There was wide context variation; Colombia, for example, just recently incorporated HTA, and there is still need to upscale the use of MCDA during the appraisal stage of the decision-making process; thus, the pilot presented in this chapter is an illustration of the incipient efforts in this context. Belgium on the other hand incorporated robust evidence assessment for decision-making more than a decade ago, but it is the recent work of KCE which portraits the aims for a more explicit and legitimate process. The framework described in this case study is not yet in use, but it is expected to be implemented in 2016; hence although relevant, this could also be considered as a work in progress initiative.

It is the case of Lombardy, the one that probably represents the use of holistic MCDA in a more systematic and advanced stage at the moment, since it has been in place for over 3 years now. The pioneering work of the Lombardy region presented in this chapter is now being considered at the national level and for a broader focus than drugs and procedures. Of worth noting that each case study adopted a very different approach when attempting to merge MCDA and HTA for coverage decision-making, thus making fair comparison among them more complicated. Further comparative research on methods in the near future might be of value in assisting to identify which approach is the most appropriate.

4 Conclusions

All health systems face the challenge of managing finite resources to address unlimited demand for services; hence it is hoped that the content of this chapter could be of significant value to the field of public health and policy since non-explicit priority-setting processes, poor information, lack of policy on HTA, barriers to implementation, political agendas and limited resources are common findings in many countries (Youngkong et al. 2009).

It seems from these case studies and the growing interest on MCDA that structured and objective consideration of the factors that are both measurable and value based in an open and transparent manner may be feasible through the use of these frameworks. According to Miot et al. 2012, systematic and transparent approaches to priority setting are needed to produce decisions that are sound and acceptable to stakeholders. However, justifying advices towards the general public by making transparent what and how criteria is taken into account in the decision-making process is challenging but creates a societal ground for the decisions made; this is crucial for the continuing support of democratic systems with limited resources all around the globe.

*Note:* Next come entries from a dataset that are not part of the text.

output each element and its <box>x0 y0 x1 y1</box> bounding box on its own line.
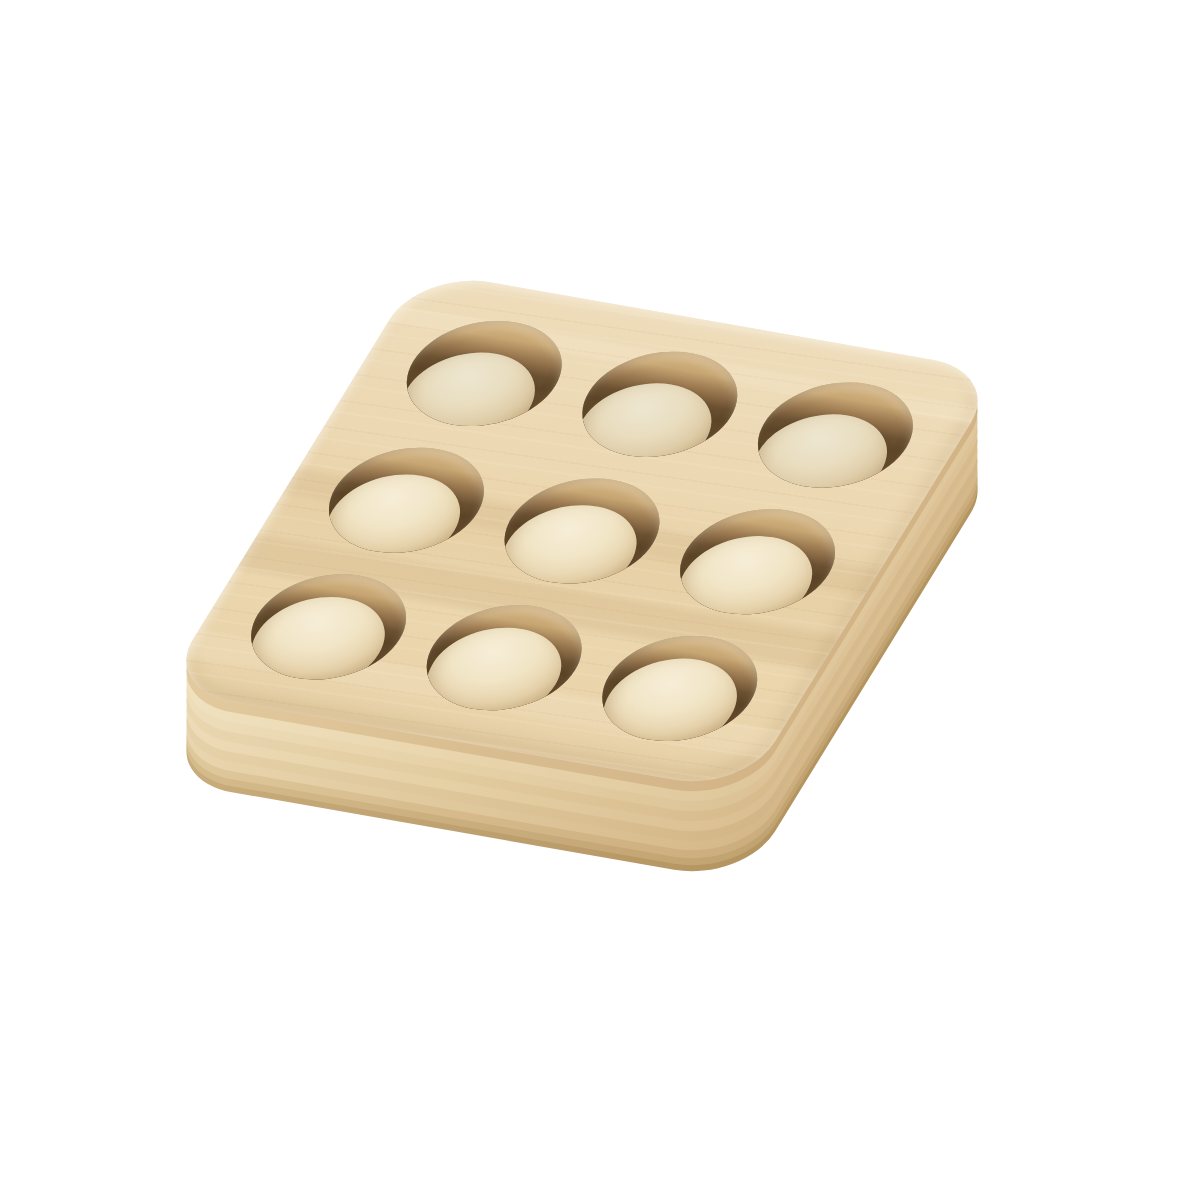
hole-r2c3 <box>656 498 860 625</box>
wooden-ball-r3c1 <box>230 588 407 691</box>
hole-r1c3 <box>734 371 938 498</box>
wooden-ball-r1c1 <box>382 343 557 437</box>
wooden-ball-r2c2 <box>481 496 658 595</box>
wooden-ball-r2c3 <box>657 527 834 626</box>
product-photo-stage <box>0 0 1200 1200</box>
hole-r3c3 <box>578 625 782 752</box>
wooden-ball-r3c2 <box>405 619 582 722</box>
wooden-ball-r2c1 <box>305 465 482 564</box>
wooden-ball-r3c3 <box>581 649 758 752</box>
wooden-ball-r1c2 <box>558 374 733 468</box>
wooden-ball-r1c3 <box>734 405 909 499</box>
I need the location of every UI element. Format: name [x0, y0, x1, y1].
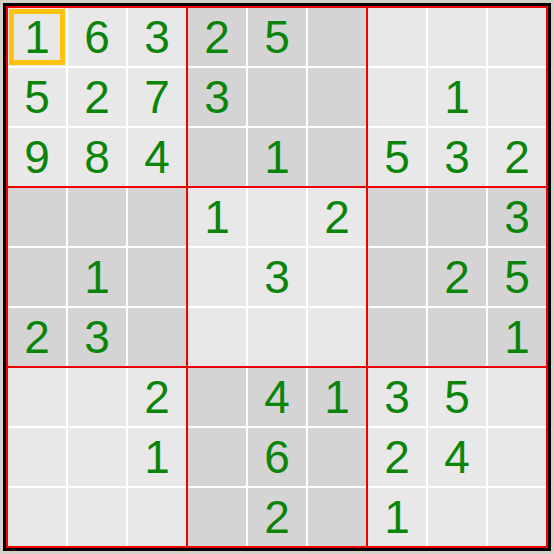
cell-r6c6[interactable] [308, 308, 366, 366]
cell-r4c1[interactable] [8, 188, 66, 246]
cell-r6c8[interactable] [428, 308, 486, 366]
cell-r5c7[interactable] [368, 248, 426, 306]
cell-r4c4[interactable]: 1 [188, 188, 246, 246]
cell-r2c4[interactable]: 3 [188, 68, 246, 126]
cell-r5c3[interactable] [128, 248, 186, 306]
cell-r4c2[interactable] [68, 188, 126, 246]
cell-r8c4[interactable] [188, 428, 246, 486]
cell-r1c7[interactable] [368, 8, 426, 66]
cell-r5c6[interactable] [308, 248, 366, 306]
cell-r1c4[interactable]: 2 [188, 8, 246, 66]
cell-r2c2[interactable]: 2 [68, 68, 126, 126]
cell-r4c5[interactable] [248, 188, 306, 246]
cell-r7c6[interactable]: 1 [308, 368, 366, 426]
cell-r4c9[interactable]: 3 [488, 188, 546, 246]
cell-r4c6[interactable]: 2 [308, 188, 366, 246]
cell-r8c3[interactable]: 1 [128, 428, 186, 486]
cell-r1c1[interactable]: 1 [8, 8, 66, 66]
cell-r1c3[interactable]: 3 [128, 8, 186, 66]
cell-r1c5[interactable]: 5 [248, 8, 306, 66]
cell-r3c2[interactable]: 8 [68, 128, 126, 186]
cell-r8c1[interactable] [8, 428, 66, 486]
cell-r1c2[interactable]: 6 [68, 8, 126, 66]
cell-r3c8[interactable]: 3 [428, 128, 486, 186]
cell-r5c8[interactable]: 2 [428, 248, 486, 306]
cell-r6c1[interactable]: 2 [8, 308, 66, 366]
cell-r9c6[interactable] [308, 488, 366, 546]
cell-r2c9[interactable] [488, 68, 546, 126]
cell-r2c7[interactable] [368, 68, 426, 126]
cell-r8c8[interactable]: 4 [428, 428, 486, 486]
cell-r2c1[interactable]: 5 [8, 68, 66, 126]
cell-r6c9[interactable]: 1 [488, 308, 546, 366]
cell-r1c8[interactable] [428, 8, 486, 66]
cell-r5c1[interactable] [8, 248, 66, 306]
cell-r3c4[interactable] [188, 128, 246, 186]
cell-r7c9[interactable] [488, 368, 546, 426]
cell-r6c3[interactable] [128, 308, 186, 366]
sudoku-page: 16325527319841532123132523124135162421 [0, 0, 554, 554]
cell-r1c6[interactable] [308, 8, 366, 66]
cell-r9c3[interactable] [128, 488, 186, 546]
cell-r3c7[interactable]: 5 [368, 128, 426, 186]
cell-r9c8[interactable] [428, 488, 486, 546]
cell-r3c3[interactable]: 4 [128, 128, 186, 186]
cell-r3c9[interactable]: 2 [488, 128, 546, 186]
cell-r6c2[interactable]: 3 [68, 308, 126, 366]
cell-r9c7[interactable]: 1 [368, 488, 426, 546]
cell-r8c2[interactable] [68, 428, 126, 486]
cell-r8c7[interactable]: 2 [368, 428, 426, 486]
cell-r5c5[interactable]: 3 [248, 248, 306, 306]
cell-r7c4[interactable] [188, 368, 246, 426]
cell-r1c9[interactable] [488, 8, 546, 66]
sudoku-grid: 16325527319841532123132523124135162421 [6, 6, 548, 548]
cell-r7c1[interactable] [8, 368, 66, 426]
cell-r7c7[interactable]: 3 [368, 368, 426, 426]
cell-r9c1[interactable] [8, 488, 66, 546]
board-frame: 16325527319841532123132523124135162421 [3, 3, 551, 551]
cell-r3c1[interactable]: 9 [8, 128, 66, 186]
cell-r2c8[interactable]: 1 [428, 68, 486, 126]
cell-r2c5[interactable] [248, 68, 306, 126]
cell-r9c4[interactable] [188, 488, 246, 546]
cell-r6c5[interactable] [248, 308, 306, 366]
cell-r3c6[interactable] [308, 128, 366, 186]
cell-r8c5[interactable]: 6 [248, 428, 306, 486]
cell-r7c5[interactable]: 4 [248, 368, 306, 426]
cell-r7c2[interactable] [68, 368, 126, 426]
cell-r4c8[interactable] [428, 188, 486, 246]
cell-r5c9[interactable]: 5 [488, 248, 546, 306]
cell-r9c5[interactable]: 2 [248, 488, 306, 546]
cell-r8c9[interactable] [488, 428, 546, 486]
cell-r2c3[interactable]: 7 [128, 68, 186, 126]
cell-r4c7[interactable] [368, 188, 426, 246]
cell-r9c9[interactable] [488, 488, 546, 546]
cell-r6c7[interactable] [368, 308, 426, 366]
cell-r4c3[interactable] [128, 188, 186, 246]
cell-r5c4[interactable] [188, 248, 246, 306]
cell-r2c6[interactable] [308, 68, 366, 126]
cell-r7c3[interactable]: 2 [128, 368, 186, 426]
cell-r6c4[interactable] [188, 308, 246, 366]
cell-r3c5[interactable]: 1 [248, 128, 306, 186]
cell-r7c8[interactable]: 5 [428, 368, 486, 426]
cell-r5c2[interactable]: 1 [68, 248, 126, 306]
cell-r9c2[interactable] [68, 488, 126, 546]
cell-r8c6[interactable] [308, 428, 366, 486]
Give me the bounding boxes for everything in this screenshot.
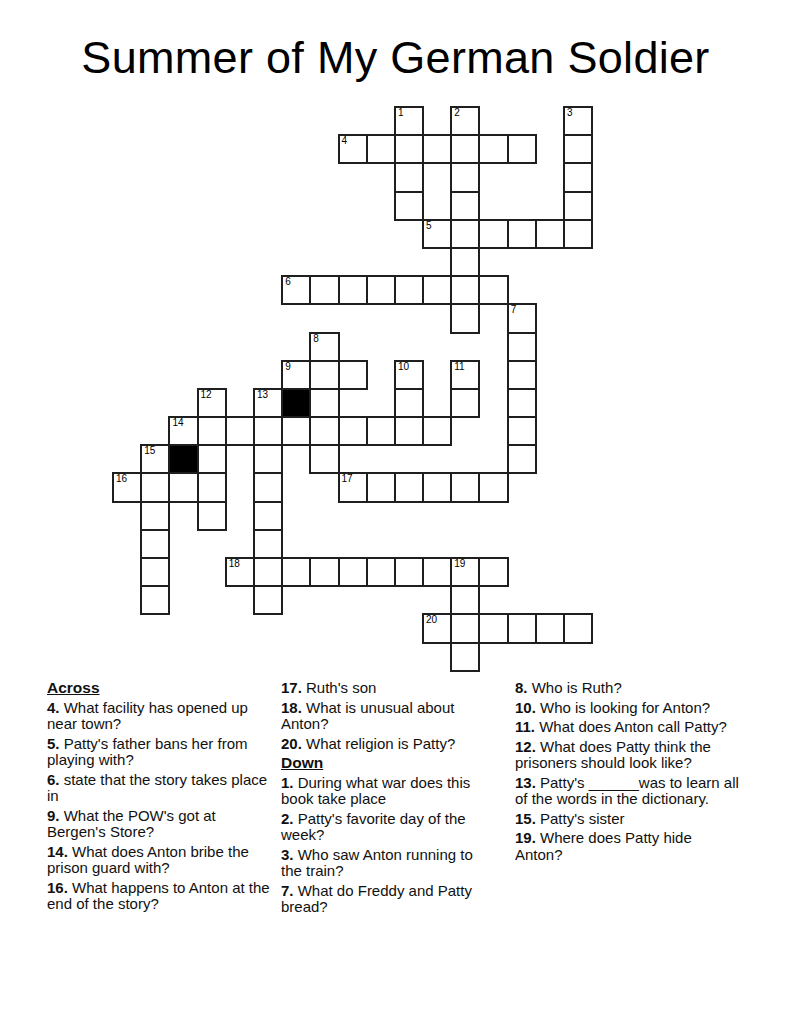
grid-cell[interactable]: 9 xyxy=(281,360,311,390)
grid-cell[interactable] xyxy=(450,275,480,305)
grid-cell[interactable]: 10 xyxy=(394,360,424,390)
cell-number: 14 xyxy=(172,418,183,428)
clue: 6. state that the story takes place in xyxy=(47,772,275,805)
grid-cell[interactable] xyxy=(450,388,480,418)
grid-cell[interactable] xyxy=(535,613,565,643)
cell-number: 11 xyxy=(454,362,464,372)
grid-cell[interactable] xyxy=(197,416,227,446)
grid-cell[interactable]: 4 xyxy=(338,134,368,164)
clue-number: 10. xyxy=(515,699,536,716)
grid-cell[interactable]: 15 xyxy=(140,444,170,474)
clue-column: 8. Who is Ruth?10. Who is looking for An… xyxy=(515,680,739,866)
grid-cell[interactable] xyxy=(197,501,227,531)
grid-cell[interactable] xyxy=(563,219,593,249)
grid-cell[interactable] xyxy=(253,472,283,502)
cell-number: 4 xyxy=(342,136,348,146)
grid-cell[interactable] xyxy=(507,134,537,164)
grid-cell[interactable] xyxy=(450,472,480,502)
clue: 17. Ruth's son xyxy=(281,680,489,697)
grid-cell[interactable] xyxy=(366,134,396,164)
grid-cell[interactable]: 20 xyxy=(422,613,452,643)
grid-cell[interactable]: 2 xyxy=(450,106,480,136)
grid-cell[interactable] xyxy=(281,416,311,446)
grid-cell[interactable]: 14 xyxy=(168,416,198,446)
clue: 14. What does Anton bribe the prison gua… xyxy=(47,844,275,877)
clue: 11. What does Anton call Patty? xyxy=(515,719,739,736)
grid-cell[interactable]: 1 xyxy=(394,106,424,136)
grid-cell[interactable] xyxy=(422,472,452,502)
grid-cell[interactable] xyxy=(450,134,480,164)
grid-cell[interactable] xyxy=(478,557,508,587)
cell-number: 7 xyxy=(511,305,517,315)
grid-cell[interactable] xyxy=(338,360,368,390)
grid-cell[interactable] xyxy=(394,162,424,192)
grid-cell[interactable] xyxy=(563,162,593,192)
clue-number: 7. xyxy=(281,882,294,899)
grid-cell[interactable] xyxy=(338,416,368,446)
clue-number: 3. xyxy=(281,846,294,863)
clue: 2. Patty's favorite day of the week? xyxy=(281,811,489,844)
grid-cell[interactable] xyxy=(422,134,452,164)
grid-cell[interactable]: 18 xyxy=(225,557,255,587)
clue-number: 2. xyxy=(281,810,294,827)
grid-cell[interactable] xyxy=(450,191,480,221)
clue: 7. What do Freddy and Patty bread? xyxy=(281,883,489,916)
crossword-page: Summer of My German Soldier 123456789101… xyxy=(0,0,791,1024)
grid-cell[interactable] xyxy=(309,275,339,305)
grid-cell[interactable] xyxy=(366,472,396,502)
grid-cell[interactable] xyxy=(253,416,283,446)
clue-number: 14. xyxy=(47,843,68,860)
grid-cell[interactable] xyxy=(253,557,283,587)
grid-cell[interactable] xyxy=(535,219,565,249)
grid-cell[interactable] xyxy=(507,332,537,362)
grid-cell[interactable]: 7 xyxy=(507,303,537,333)
clue: 1. During what war does this book take p… xyxy=(281,775,489,808)
grid-cell[interactable] xyxy=(507,219,537,249)
grid-cell[interactable] xyxy=(478,219,508,249)
grid-cell[interactable] xyxy=(450,219,480,249)
grid-cell[interactable] xyxy=(450,613,480,643)
clue-number: 17. xyxy=(281,679,302,696)
grid-cell[interactable] xyxy=(281,557,311,587)
clue: 13. Patty's ______was to learn all of th… xyxy=(515,775,739,808)
grid-cell[interactable]: 5 xyxy=(422,219,452,249)
grid-cell[interactable] xyxy=(507,613,537,643)
clue: 9. What the POW's got at Bergen's Store? xyxy=(47,808,275,841)
clue-list-header: Across xyxy=(47,680,275,697)
grid-cell[interactable] xyxy=(338,557,368,587)
cell-number: 10 xyxy=(398,362,409,372)
grid-cell[interactable] xyxy=(563,191,593,221)
cell-number: 2 xyxy=(454,108,460,118)
cell-number: 19 xyxy=(454,559,465,569)
grid-cell[interactable] xyxy=(253,444,283,474)
clue-number: 1. xyxy=(281,774,294,791)
cell-number: 20 xyxy=(426,615,437,625)
cell-number: 18 xyxy=(229,559,240,569)
grid-cell[interactable] xyxy=(225,416,255,446)
grid-cell[interactable] xyxy=(422,557,452,587)
grid-cell[interactable] xyxy=(168,472,198,502)
clue-number: 20. xyxy=(281,735,302,752)
cell-number: 16 xyxy=(116,474,127,484)
grid-cell[interactable] xyxy=(478,613,508,643)
clue-column: Across4. What facility has opened up nea… xyxy=(47,680,275,916)
clue: 3. Who saw Anton running to the train? xyxy=(281,847,489,880)
grid-cell[interactable] xyxy=(422,275,452,305)
grid-cell[interactable] xyxy=(197,472,227,502)
cell-number: 12 xyxy=(201,390,212,400)
cell-number: 9 xyxy=(285,362,291,372)
clue-number: 16. xyxy=(47,879,68,896)
clue-list-header: Down xyxy=(281,755,489,772)
black-cell xyxy=(281,388,311,418)
grid-cell[interactable] xyxy=(140,585,170,615)
grid-cell[interactable] xyxy=(394,472,424,502)
cell-number: 13 xyxy=(257,390,268,400)
clue: 20. What religion is Patty? xyxy=(281,736,489,753)
cell-number: 6 xyxy=(285,277,291,287)
grid-cell[interactable] xyxy=(140,472,170,502)
grid-cell[interactable] xyxy=(450,247,480,277)
grid-cell[interactable] xyxy=(366,416,396,446)
clue: 10. Who is looking for Anton? xyxy=(515,700,739,717)
grid-cell[interactable] xyxy=(450,303,480,333)
grid-cell[interactable] xyxy=(394,557,424,587)
black-cell xyxy=(168,444,198,474)
clue-column: 17. Ruth's son18. What is unusual about … xyxy=(281,680,489,919)
grid-cell[interactable] xyxy=(478,472,508,502)
grid-cell[interactable] xyxy=(507,388,537,418)
clue-number: 18. xyxy=(281,699,302,716)
clue: 8. Who is Ruth? xyxy=(515,680,739,697)
grid-cell[interactable]: 17 xyxy=(338,472,368,502)
clue-number: 15. xyxy=(515,810,536,827)
grid-cell[interactable] xyxy=(309,416,339,446)
clue-number: 5. xyxy=(47,735,60,752)
clue: 4. What facility has opened up near town… xyxy=(47,700,275,733)
grid-cell[interactable]: 16 xyxy=(112,472,142,502)
clue: 12. What does Patty think the prisoners … xyxy=(515,739,739,772)
cell-number: 15 xyxy=(144,446,155,456)
grid-cell[interactable] xyxy=(394,416,424,446)
clue: 16. What happens to Anton at the end of … xyxy=(47,880,275,913)
grid-cell[interactable]: 13 xyxy=(253,388,283,418)
grid-cell[interactable] xyxy=(309,557,339,587)
grid-cell[interactable]: 12 xyxy=(197,388,227,418)
grid-cell[interactable] xyxy=(507,360,537,390)
grid-cell[interactable] xyxy=(507,416,537,446)
grid-cell[interactable]: 11 xyxy=(450,360,480,390)
clue-number: 8. xyxy=(515,679,528,696)
grid-cell[interactable] xyxy=(309,360,339,390)
grid-cell[interactable] xyxy=(394,134,424,164)
grid-cell[interactable]: 8 xyxy=(309,332,339,362)
clue: 19. Where does Patty hide Anton? xyxy=(515,830,739,863)
clue-number: 4. xyxy=(47,699,60,716)
grid-cell[interactable] xyxy=(309,444,339,474)
grid-cell[interactable] xyxy=(394,388,424,418)
puzzle-title: Summer of My German Soldier xyxy=(0,35,791,80)
clue-number: 11. xyxy=(515,718,535,735)
grid-cell[interactable] xyxy=(394,191,424,221)
clue-number: 9. xyxy=(47,807,60,824)
grid-cell[interactable] xyxy=(253,585,283,615)
grid-cell[interactable] xyxy=(309,388,339,418)
grid-cell[interactable] xyxy=(140,501,170,531)
grid-cell[interactable] xyxy=(478,275,508,305)
cell-number: 8 xyxy=(313,334,319,344)
grid-cell[interactable]: 6 xyxy=(281,275,311,305)
clue-number: 6. xyxy=(47,771,60,788)
grid-cell[interactable] xyxy=(253,529,283,559)
grid-cell[interactable] xyxy=(366,557,396,587)
crossword-grid: 1234567891011121314151617181920 xyxy=(113,107,592,671)
grid-cell[interactable] xyxy=(507,444,537,474)
grid-cell[interactable] xyxy=(478,134,508,164)
clue-number: 13. xyxy=(515,774,536,791)
grid-cell[interactable] xyxy=(563,134,593,164)
clue: 18. What is unusual about Anton? xyxy=(281,700,489,733)
clue-number: 19. xyxy=(515,829,536,846)
clue-number: 12. xyxy=(515,738,536,755)
grid-cell[interactable] xyxy=(450,162,480,192)
cell-number: 1 xyxy=(398,108,404,118)
clue: 5. Patty's father bans her from playing … xyxy=(47,736,275,769)
clue: 15. Patty's sister xyxy=(515,811,739,828)
cell-number: 17 xyxy=(342,474,353,484)
grid-cell[interactable] xyxy=(140,557,170,587)
grid-cell[interactable] xyxy=(450,585,480,615)
grid-cell[interactable] xyxy=(394,275,424,305)
grid-cell[interactable] xyxy=(450,642,480,672)
grid-cell[interactable] xyxy=(563,613,593,643)
cell-number: 3 xyxy=(567,108,573,118)
grid-cell[interactable] xyxy=(140,529,170,559)
cell-number: 5 xyxy=(426,221,432,231)
grid-cell[interactable]: 19 xyxy=(450,557,480,587)
grid-cell[interactable] xyxy=(366,275,396,305)
grid-cell[interactable]: 3 xyxy=(563,106,593,136)
grid-cell[interactable] xyxy=(197,444,227,474)
grid-cell[interactable] xyxy=(422,416,452,446)
grid-cell[interactable] xyxy=(338,275,368,305)
grid-cell[interactable] xyxy=(253,501,283,531)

The final results from the case studies may be applicable to wider contexts than Colombia, Lombardy and Belgium. MCDA can increase transparency and make value judgements explicit where before they remained implicit; this improves legitimacy and allows more consistency of results. Further research on merging MCDA and HTA to support better informed coverage decision-making, especially on methods, consistency and replicability of MCDA results, may be of value for all countries. Nonetheless, it is worth considering that values and decisions are expected to be dependent on committees’ stability and composition, as well as contexts and competing technologies of interest.